DNA technology has emerged as one of law enforcement’s most remarkable breakthroughs. The ability to identify perpetrators of sexual violence and other crimes has advanced the field of law enforcement immensely. Conversely, many innocent individuals have been exonerated through the application of DNA technology. While the development of this investigative tool is viewed as a major step forward in enhancing law enforcement’s ability to identify offenders, anti-rape activists must tread carefully in our support of its use. There is a long and documented history of racism, racial profiling and other police abuse targeting people of color and other marginalized communities. Law Enforcement officers both white and black still hold many racist myths and assumptions that result in the abuse and misuse of power and the tools to wield it. Armed with yet another tool, there is concern that DNA may provide another means of racial profiling and disproportionate enforcement of laws against blacks and other people of color.
With the implementation of new laws that expand the use of DNA, policies that must also be expanded to protect against abuse and misuse. The policies should include guidelines including, from who it is appropriate to collect samples; proper collection and disposal, both of victims DNA and that of those eliminated as suspects; and guidelines that ensure that DNA dragnets or other improper practices that result in racial profiling are discouraged.

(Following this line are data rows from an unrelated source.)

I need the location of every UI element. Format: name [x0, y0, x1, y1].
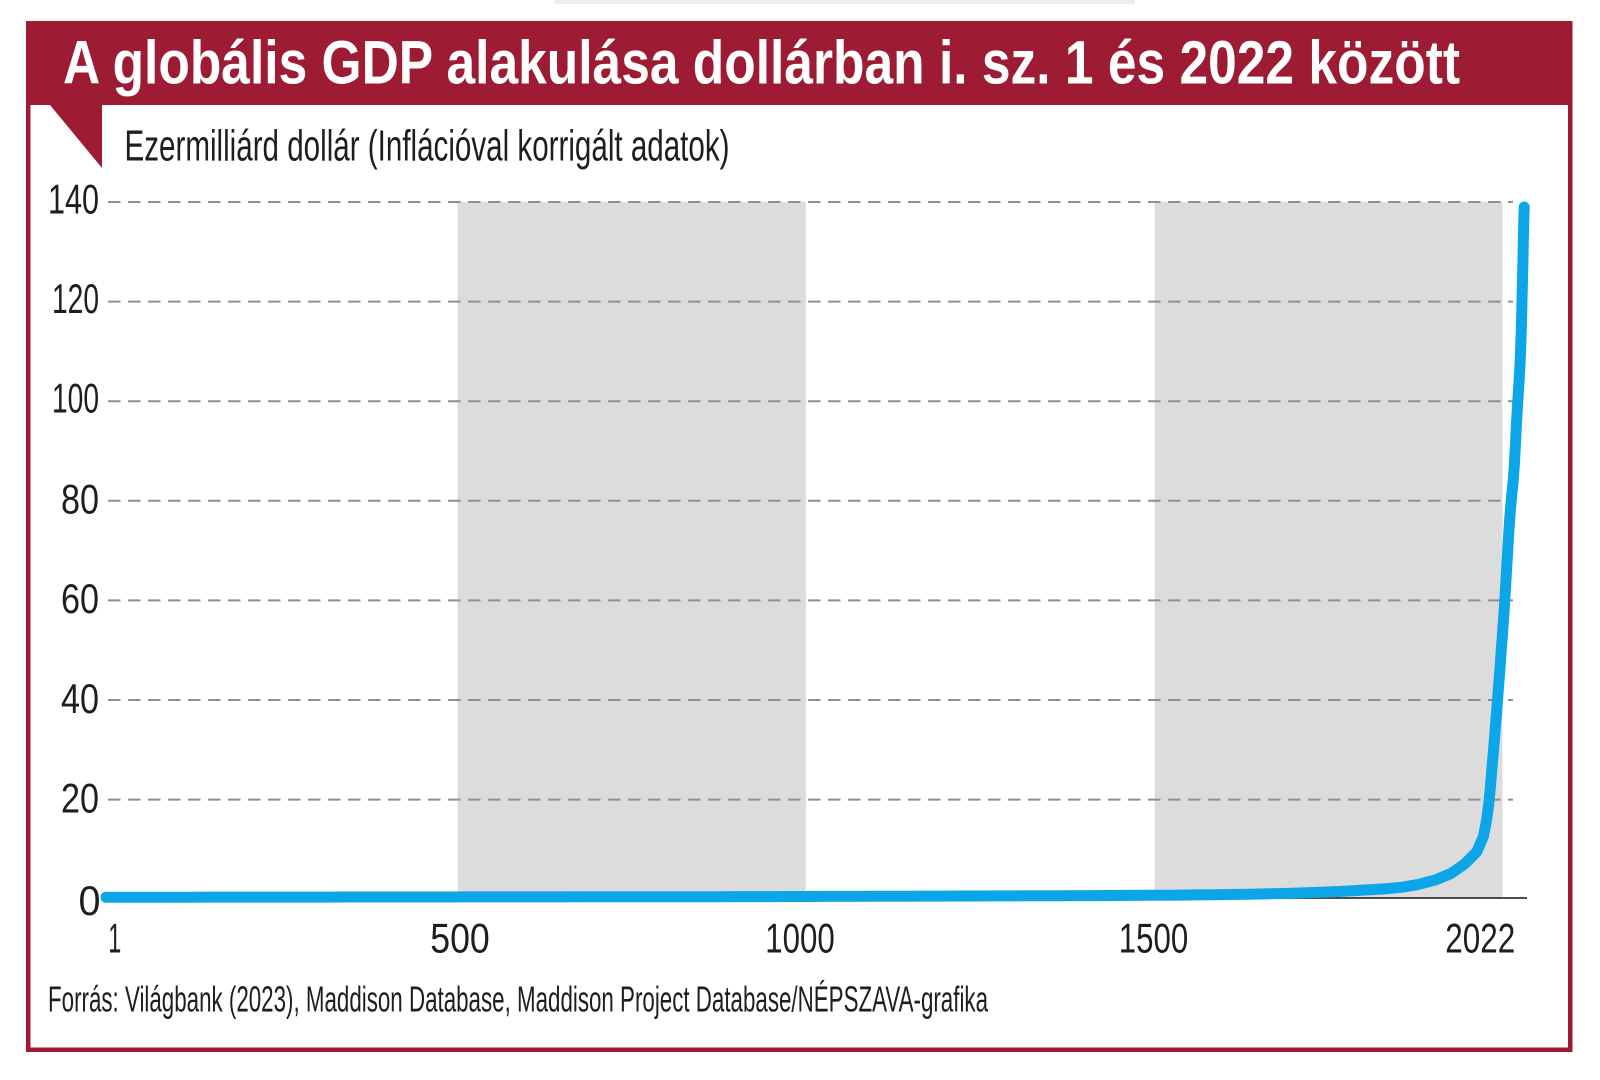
svg-text:60: 60: [61, 575, 99, 622]
svg-text:20: 20: [61, 774, 99, 821]
svg-text:Forrás: Világbank (2023), Madd: Forrás: Világbank (2023), Maddison Datab…: [48, 979, 989, 1020]
svg-text:1000: 1000: [765, 915, 835, 962]
svg-text:80: 80: [61, 476, 99, 523]
svg-text:140: 140: [48, 175, 99, 222]
svg-text:100: 100: [52, 375, 99, 422]
svg-text:40: 40: [61, 675, 99, 722]
svg-text:1: 1: [108, 915, 121, 962]
svg-text:0: 0: [79, 877, 101, 924]
svg-text:A globális GDP alakulása dollá: A globális GDP alakulása dollárban i. sz…: [63, 29, 1460, 98]
svg-text:1500: 1500: [1119, 915, 1189, 962]
svg-text:Ezermilliárd dollár (Inflációv: Ezermilliárd dollár (Inflációval korrigá…: [125, 123, 730, 171]
svg-text:2022: 2022: [1445, 915, 1515, 962]
svg-text:500: 500: [430, 915, 490, 962]
svg-text:120: 120: [52, 275, 99, 322]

As anti-rape advocates invested in justice, it is the responsibility of the NAESV and others in the movement to be speak to this concern as we would to any issue facing survivors. When tools are used in ways that are abusive in the name of justice and anti-rape, we become co-conspirators with the very powers that we seek to change.

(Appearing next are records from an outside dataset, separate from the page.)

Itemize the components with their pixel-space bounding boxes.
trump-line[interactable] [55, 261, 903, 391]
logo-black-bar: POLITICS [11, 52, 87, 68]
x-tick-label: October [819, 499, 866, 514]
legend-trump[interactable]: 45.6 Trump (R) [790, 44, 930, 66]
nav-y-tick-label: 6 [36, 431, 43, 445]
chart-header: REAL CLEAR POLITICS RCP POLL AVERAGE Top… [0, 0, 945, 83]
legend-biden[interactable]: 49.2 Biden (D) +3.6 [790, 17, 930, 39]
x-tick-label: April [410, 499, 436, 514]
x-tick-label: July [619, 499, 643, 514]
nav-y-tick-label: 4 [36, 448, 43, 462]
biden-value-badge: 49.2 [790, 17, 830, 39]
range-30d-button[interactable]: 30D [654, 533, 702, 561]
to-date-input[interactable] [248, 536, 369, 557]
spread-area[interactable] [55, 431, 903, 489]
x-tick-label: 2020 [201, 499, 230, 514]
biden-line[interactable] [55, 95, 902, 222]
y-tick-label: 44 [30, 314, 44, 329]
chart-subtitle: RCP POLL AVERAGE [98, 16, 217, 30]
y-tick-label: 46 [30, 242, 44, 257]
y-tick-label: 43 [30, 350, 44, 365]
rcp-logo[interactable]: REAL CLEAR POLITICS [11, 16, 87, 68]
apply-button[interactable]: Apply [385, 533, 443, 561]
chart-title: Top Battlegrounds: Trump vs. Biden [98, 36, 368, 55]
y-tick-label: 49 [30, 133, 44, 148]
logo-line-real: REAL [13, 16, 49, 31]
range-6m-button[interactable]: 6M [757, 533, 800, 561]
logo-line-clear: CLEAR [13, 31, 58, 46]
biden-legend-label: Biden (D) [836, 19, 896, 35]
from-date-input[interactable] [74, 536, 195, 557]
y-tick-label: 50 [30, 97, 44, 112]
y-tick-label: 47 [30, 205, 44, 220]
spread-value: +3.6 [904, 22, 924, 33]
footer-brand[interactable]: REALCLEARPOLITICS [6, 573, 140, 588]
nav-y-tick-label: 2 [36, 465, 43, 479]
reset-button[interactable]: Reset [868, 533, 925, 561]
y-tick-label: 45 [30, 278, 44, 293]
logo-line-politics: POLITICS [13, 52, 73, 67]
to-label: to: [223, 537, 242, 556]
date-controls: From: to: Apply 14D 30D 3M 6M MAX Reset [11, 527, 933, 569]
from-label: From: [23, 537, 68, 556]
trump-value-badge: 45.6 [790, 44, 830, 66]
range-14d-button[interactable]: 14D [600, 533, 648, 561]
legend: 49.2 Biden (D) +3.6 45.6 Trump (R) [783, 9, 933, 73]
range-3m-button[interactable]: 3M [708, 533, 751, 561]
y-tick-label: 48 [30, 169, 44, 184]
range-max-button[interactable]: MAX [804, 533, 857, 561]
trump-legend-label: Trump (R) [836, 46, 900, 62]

In most of the United States, forensic evidence kits that have been performed on sexual assault victims are sitting on shelves in law enforcement agencies, prosecutor offices, hospitals and forensic labs, unprocessed and untested. The number of these kits is unclear due to different definition of backlog and unprocessed kits. There is no requirement that states keep logs of kits waiting to be processed. As a result, victims have trouble gaining information about the fate of evidence from their assault and often believe that the information is being used to pursue their case, when in fact it may never be opened. Information that could be helpful to law enforcement on serial offenders has never been entered into databases.
The issue of a forensic evidence kit backlog is a complex and difficult problem with no easy solutions. Definitions of a backlog vary, procedures dictating how and when kits are processed are different in every state, and resources for forensic testing are limited.
In some states, evidence is not processed until prosecutors are ready to go forward with the case. Those states may not consider themselves to have a backlog of DNA kits as kits that are processed are completed within a reasonable amount of time. However, in these cases unprocessed kits may be held by individual local law enforcement agencies, in effect creating a “backlog” that is very difficult to document. Other states process all kits and have a substantial backlog of cases to process, which ties up forensic staff when they attempt to clear the backlog. Still other states process only kits that are deemed stranger rape cases, where the victim cannot otherwise identify the perpetrator. The inconsistency among state policies leads to incomplete information for law enforcement as well as lack of knowledge on the part of survivors, whose expectations for evidence collected in their cases does not always match up with reality.
NAESV supports state and federal policies and legislation which would require that all forensic exam kits in reported sexual assault cases to be processed for DNA and other evidence in a reasonable amount of time and the results included in state and national databases. A consistent policy of processing all kits would increase public safety and assist law enforcement in gaining knowledge about serial offenders, who may be known to some survivors but not all. Survivors who report a sexual assault would then have a clear understanding of what will happen to the evidence collected. In anonymous reporting cases, where the survivor has a forensic kit completed but does not formally report the case, the evidence should not be processed until and unless the survivor makes a formal report.
NAESV believes it is critical for related issues to be addressed in legislation and policy addressing the backlog. Victims need the support of trained advocates, both at the time of the assault and at later dates if kits are processed and progress is made in a case. Policies on the notification of DNA “hits” on older cases should be carefully considered and protocols developed that are victim centered and sensitive to the impact the contact may have on a rape survivor after many years. Multidisciplinary training for law enforcement and forensic staff needs to occur on topics such as CODIS, evidence collection, and investigating acquaintance sexual assault. Adequate funding for all of these efforts as well as for SANE programs and trainings needs to be provided.
NAESV understands that many states with significant backlogs of kits or with limited forensic capacity could have trouble testing all kits in a reasonable amount of time. NAESV therefore further supports the use of incentives to encourage law enforcement agencies overseeing forensic labs to test all sexual assault forensic kits in a timely manner, to modernize tracking systems for evidence kits, and to evaluate the extent of the backlog. The Debbie Smith Reauthorization Act of 2008, which provides funding to states to address DNA evidence backlogs, is an excellent example of federal legislation providing an incentive to law enforcement. In addition to providing funding for forensic analysis, the Debbie Smith Act also allows states to use funding for the crucial trainings that promote victim-centered policies.